The program is looking for 15 “amazing innovators” who are interested in coming to Washington, DC for 6- to 12-month fellowships. They will work in small teams focused on the five project’s Park and VanRoekel announced earlier this week: MyGov, Open Data Initiatives, Blue Button for America, RFP-EZ and The 20% Campaign. The scope of these projects was chosen so the teams can “deliver significant results within six months.”

Here is how our own Gregory Ferenstein described these initiatives earlier this week:

1. Expand the one-click download program of “Blue Button” to energy, education, security, and the nonprofit sector. Blue Button was an early open data initiative from Park’s previous job at HHS to allow federal medical recipients (Department of Defense, Veterans, and Medicare) to access their health information in an easy, one-click process for use with all of their doctors. A relevant recent extension of Blue Button for energy, “Green Button,” is already in use by iPhone app makers to give homeowners feedback on their energy use. Additional energy info will be coming soon in the hopes that savvy entrepreneurs can make profitable, socially-beneficial use of the new data.

2. Expand Blue Button itself to private sector insurance companies. Right now, only federal beneficiaries have access to the data, yet many Americans would also like an easy way to track their medical history and share relevant results between doctors.

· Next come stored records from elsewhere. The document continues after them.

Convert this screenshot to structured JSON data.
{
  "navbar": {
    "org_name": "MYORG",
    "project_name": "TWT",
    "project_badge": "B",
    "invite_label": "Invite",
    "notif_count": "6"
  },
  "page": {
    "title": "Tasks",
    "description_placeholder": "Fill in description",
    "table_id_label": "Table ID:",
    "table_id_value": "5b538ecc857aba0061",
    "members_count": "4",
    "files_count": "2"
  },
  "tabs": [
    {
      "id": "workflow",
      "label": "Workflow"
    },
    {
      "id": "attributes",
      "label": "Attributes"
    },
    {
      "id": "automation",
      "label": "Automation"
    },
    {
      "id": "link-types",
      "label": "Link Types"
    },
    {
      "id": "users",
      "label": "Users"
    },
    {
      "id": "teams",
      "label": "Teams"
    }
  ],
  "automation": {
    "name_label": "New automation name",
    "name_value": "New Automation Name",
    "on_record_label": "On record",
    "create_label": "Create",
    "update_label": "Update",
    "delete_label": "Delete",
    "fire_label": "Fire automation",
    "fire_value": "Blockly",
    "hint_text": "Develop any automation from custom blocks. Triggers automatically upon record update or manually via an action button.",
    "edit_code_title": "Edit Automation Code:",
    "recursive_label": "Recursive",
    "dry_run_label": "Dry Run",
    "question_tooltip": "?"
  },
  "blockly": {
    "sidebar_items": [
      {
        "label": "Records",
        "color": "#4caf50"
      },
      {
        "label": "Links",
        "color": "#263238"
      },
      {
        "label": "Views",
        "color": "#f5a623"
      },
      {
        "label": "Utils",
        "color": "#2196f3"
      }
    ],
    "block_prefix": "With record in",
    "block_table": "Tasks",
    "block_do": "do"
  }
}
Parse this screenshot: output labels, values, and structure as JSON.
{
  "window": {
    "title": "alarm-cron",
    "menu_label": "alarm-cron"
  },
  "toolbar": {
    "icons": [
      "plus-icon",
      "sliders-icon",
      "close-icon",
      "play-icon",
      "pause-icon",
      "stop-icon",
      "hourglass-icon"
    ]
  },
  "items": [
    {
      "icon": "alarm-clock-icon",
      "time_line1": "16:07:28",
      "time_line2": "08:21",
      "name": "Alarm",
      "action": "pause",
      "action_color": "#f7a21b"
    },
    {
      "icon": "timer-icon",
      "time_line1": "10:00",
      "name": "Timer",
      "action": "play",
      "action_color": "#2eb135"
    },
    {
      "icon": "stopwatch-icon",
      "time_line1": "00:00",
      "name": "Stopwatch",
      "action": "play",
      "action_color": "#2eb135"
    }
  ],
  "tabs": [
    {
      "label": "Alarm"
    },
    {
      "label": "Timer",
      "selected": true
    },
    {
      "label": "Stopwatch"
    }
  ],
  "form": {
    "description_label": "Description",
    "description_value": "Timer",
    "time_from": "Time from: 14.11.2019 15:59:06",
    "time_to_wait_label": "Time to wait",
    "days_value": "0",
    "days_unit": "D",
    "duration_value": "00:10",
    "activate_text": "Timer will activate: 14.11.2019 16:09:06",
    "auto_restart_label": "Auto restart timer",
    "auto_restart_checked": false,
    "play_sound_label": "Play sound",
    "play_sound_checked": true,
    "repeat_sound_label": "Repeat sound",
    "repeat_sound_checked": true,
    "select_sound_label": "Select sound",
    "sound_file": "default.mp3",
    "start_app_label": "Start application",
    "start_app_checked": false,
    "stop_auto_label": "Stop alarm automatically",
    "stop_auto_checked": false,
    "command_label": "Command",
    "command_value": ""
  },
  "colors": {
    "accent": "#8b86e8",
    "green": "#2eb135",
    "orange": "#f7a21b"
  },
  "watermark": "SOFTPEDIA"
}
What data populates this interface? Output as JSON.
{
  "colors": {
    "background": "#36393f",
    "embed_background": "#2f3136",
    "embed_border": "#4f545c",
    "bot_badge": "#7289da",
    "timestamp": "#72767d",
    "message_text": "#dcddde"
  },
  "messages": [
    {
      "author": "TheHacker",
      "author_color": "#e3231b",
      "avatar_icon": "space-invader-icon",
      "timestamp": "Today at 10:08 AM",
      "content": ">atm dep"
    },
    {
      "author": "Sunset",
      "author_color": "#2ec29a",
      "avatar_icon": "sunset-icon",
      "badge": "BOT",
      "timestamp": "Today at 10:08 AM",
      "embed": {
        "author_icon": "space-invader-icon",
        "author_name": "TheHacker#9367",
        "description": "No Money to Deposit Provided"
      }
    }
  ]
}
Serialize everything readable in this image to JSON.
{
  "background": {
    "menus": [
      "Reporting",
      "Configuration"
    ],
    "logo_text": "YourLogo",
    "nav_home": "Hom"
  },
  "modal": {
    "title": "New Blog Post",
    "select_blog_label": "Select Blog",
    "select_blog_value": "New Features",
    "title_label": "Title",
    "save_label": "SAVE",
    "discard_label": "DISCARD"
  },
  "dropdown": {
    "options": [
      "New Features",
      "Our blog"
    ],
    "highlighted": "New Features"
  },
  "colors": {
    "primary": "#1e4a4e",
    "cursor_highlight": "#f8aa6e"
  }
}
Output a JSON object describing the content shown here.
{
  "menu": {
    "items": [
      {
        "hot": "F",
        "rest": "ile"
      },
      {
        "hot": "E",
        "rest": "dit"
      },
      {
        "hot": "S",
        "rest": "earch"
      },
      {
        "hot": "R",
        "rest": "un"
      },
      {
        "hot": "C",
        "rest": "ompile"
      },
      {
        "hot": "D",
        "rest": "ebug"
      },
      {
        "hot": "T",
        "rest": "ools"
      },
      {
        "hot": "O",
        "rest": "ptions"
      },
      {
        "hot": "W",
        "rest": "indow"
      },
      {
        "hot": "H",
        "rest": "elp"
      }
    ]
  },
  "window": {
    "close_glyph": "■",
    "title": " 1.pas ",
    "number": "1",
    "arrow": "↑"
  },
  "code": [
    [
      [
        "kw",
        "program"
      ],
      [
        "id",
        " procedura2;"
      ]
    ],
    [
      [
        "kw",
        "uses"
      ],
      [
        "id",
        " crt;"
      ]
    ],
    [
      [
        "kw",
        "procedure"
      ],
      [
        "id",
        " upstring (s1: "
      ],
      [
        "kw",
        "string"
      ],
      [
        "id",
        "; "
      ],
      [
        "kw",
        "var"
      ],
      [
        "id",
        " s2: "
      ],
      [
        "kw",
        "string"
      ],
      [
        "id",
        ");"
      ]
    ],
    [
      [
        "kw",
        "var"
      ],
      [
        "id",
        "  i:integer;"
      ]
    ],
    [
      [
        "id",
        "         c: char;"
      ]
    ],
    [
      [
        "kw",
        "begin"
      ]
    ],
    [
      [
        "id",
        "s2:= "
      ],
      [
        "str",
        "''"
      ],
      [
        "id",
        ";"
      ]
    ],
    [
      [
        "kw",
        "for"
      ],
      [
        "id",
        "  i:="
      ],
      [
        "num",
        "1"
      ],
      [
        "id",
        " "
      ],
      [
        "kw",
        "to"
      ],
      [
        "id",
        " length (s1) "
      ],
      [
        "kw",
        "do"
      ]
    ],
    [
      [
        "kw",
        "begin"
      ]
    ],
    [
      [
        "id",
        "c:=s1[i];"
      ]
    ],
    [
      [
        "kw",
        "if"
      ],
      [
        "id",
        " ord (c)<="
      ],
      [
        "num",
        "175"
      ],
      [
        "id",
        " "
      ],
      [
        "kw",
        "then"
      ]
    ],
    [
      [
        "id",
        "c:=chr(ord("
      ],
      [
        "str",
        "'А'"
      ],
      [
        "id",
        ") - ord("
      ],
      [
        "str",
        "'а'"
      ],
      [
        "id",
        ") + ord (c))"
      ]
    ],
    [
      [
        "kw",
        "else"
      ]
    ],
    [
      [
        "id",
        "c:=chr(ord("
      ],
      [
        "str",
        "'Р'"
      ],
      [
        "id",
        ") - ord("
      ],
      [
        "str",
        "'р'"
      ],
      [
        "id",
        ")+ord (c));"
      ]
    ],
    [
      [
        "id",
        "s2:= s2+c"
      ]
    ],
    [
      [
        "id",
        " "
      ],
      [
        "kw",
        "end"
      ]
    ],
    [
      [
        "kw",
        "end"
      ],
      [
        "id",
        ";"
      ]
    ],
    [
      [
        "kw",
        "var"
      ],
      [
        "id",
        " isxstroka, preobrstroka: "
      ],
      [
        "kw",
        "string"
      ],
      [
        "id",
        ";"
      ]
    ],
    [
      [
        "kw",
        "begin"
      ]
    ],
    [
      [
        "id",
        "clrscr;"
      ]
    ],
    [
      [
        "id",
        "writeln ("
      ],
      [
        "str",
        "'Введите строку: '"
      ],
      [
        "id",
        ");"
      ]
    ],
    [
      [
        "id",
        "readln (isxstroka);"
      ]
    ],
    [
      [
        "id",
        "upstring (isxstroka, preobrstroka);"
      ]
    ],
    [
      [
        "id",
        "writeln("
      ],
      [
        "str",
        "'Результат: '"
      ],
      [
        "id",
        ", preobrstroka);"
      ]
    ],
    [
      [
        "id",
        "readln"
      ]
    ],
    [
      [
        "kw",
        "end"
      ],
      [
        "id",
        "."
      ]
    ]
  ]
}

3. A PayPal for foreign aid, the “20% Campaign.” The federal government has a nasty habit of losing crates of cash and foreign aid while paying security forces and contract workers in Afghanistan and elsewhere. Park and VanRoekel hope the new system can better track the money trail, and therefore reduce waste, fraud, and abuse. One study suggests that India could save billions with electronic transfers, and the savings could be just as significant for the U.S.

4. A small-business friendly process for securing government contracts, named RFP-EZ. Don’t have a DC-bureau or a cushy relationship with a senator? This program aims to give the small guy a shot at big contracts. Park argued in his talk that the government sometimes prefers savvy startups in Silicon Valley, who can save the government a lot more than the typical contractor.

5. MyGov, a user-friendly website to find government services. Currently, government services are organized by government need, not citizen, making many services difficult to find.